Let x1 of type (ι → ι) → ο be given.

Assume H0: ∀ x2 : ι → ι . x1 x2 ⟶ ∀ x3 . x0 x3 ⟶ x0 (x2 x3).

Assume H1: ∀ x2 x3 : ι → ι . x1 x2 ⟶ x1 x3 ⟶ ∀ x4 . x0 x4 ⟶ x2 (x3 x4) = x3 (x2 x4).

Let x2 of type ι → ι be given.

Let x3 of type ι → ι be given.

Let x4 of type ι → ι be given.

Let x5 of type ι → ι be given.

Let x6 of type ι → ι be given.

Assume H2: x1 x2.

Assume H3: x1 x3.

Assume H4: x1 x4.

Assume H5: x1 x5.

Assume H6: x1 x6.

Let x7 of type ι be given.

Assume H7: x0 x7.

Apply unknownprop_26c80302b0a528fdb44581b0f4aaf59dc81bfaf868c43274bd7cba42973a25dc with x0, x1, x3, x4, x5, x6, x7, λ x8 x9 . x2 x9 = x6 (x2 (x3 (x4 (x5 x7)))) leaving 8 subgoals.

The subproof is completed by applying H0.

The subproof is completed by applying H1.

The subproof is completed by applying H3.

The subproof is completed by applying H4.

The subproof is completed by applying H5.

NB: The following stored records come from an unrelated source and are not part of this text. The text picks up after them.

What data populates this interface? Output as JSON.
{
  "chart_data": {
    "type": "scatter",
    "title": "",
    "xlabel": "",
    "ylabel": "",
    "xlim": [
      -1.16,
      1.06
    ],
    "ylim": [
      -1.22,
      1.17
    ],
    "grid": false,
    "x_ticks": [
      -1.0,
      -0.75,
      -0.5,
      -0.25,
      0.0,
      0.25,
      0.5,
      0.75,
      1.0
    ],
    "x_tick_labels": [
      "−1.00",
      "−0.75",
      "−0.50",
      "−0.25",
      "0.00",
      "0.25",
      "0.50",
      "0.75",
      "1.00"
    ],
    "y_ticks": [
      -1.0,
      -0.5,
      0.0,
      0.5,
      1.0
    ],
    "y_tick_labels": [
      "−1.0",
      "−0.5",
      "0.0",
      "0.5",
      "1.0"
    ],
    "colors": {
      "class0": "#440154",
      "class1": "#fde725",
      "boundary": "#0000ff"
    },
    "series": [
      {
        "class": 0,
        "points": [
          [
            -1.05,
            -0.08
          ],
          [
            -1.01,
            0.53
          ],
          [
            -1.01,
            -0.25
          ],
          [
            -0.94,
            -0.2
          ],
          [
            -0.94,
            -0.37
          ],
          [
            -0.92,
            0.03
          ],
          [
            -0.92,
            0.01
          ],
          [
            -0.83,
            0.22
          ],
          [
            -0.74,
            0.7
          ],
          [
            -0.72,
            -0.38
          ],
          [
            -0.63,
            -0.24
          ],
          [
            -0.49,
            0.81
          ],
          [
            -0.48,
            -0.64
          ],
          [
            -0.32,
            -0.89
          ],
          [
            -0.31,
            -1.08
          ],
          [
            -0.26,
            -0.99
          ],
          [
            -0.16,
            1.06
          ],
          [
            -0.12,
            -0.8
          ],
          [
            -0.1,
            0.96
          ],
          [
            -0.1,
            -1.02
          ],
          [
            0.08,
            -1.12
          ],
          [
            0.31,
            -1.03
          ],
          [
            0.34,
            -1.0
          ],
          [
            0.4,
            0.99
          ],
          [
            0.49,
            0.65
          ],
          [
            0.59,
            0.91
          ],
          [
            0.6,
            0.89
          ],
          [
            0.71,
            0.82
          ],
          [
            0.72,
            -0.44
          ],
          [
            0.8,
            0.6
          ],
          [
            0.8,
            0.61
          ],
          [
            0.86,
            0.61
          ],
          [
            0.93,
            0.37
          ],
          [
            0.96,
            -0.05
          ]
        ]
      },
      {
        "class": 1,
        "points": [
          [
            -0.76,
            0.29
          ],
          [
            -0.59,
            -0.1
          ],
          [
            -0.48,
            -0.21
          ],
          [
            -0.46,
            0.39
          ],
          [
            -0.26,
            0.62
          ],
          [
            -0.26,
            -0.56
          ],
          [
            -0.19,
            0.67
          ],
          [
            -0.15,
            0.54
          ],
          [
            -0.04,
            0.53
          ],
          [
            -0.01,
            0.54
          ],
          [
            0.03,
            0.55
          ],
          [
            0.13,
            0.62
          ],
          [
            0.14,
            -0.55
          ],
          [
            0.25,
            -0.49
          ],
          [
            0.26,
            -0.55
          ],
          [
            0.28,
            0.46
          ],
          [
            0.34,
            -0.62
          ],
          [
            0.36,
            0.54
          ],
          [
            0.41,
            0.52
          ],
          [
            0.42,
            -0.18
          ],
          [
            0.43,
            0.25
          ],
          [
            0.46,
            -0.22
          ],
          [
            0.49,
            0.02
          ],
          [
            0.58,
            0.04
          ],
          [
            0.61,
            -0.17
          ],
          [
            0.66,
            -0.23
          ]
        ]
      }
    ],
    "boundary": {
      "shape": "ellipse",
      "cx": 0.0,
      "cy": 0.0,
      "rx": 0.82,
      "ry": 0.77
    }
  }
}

The subproof is completed by applying H6.

The subproof is completed by applying H7.

Apply unknownprop_b8e8ce276b0a4954b7e17dd000c98a79a19bb4d9ffcc3cb7010552b09dee084c with x0, x1, x2, x6, x3, x4, x5, x7 leaving 8 subgoals.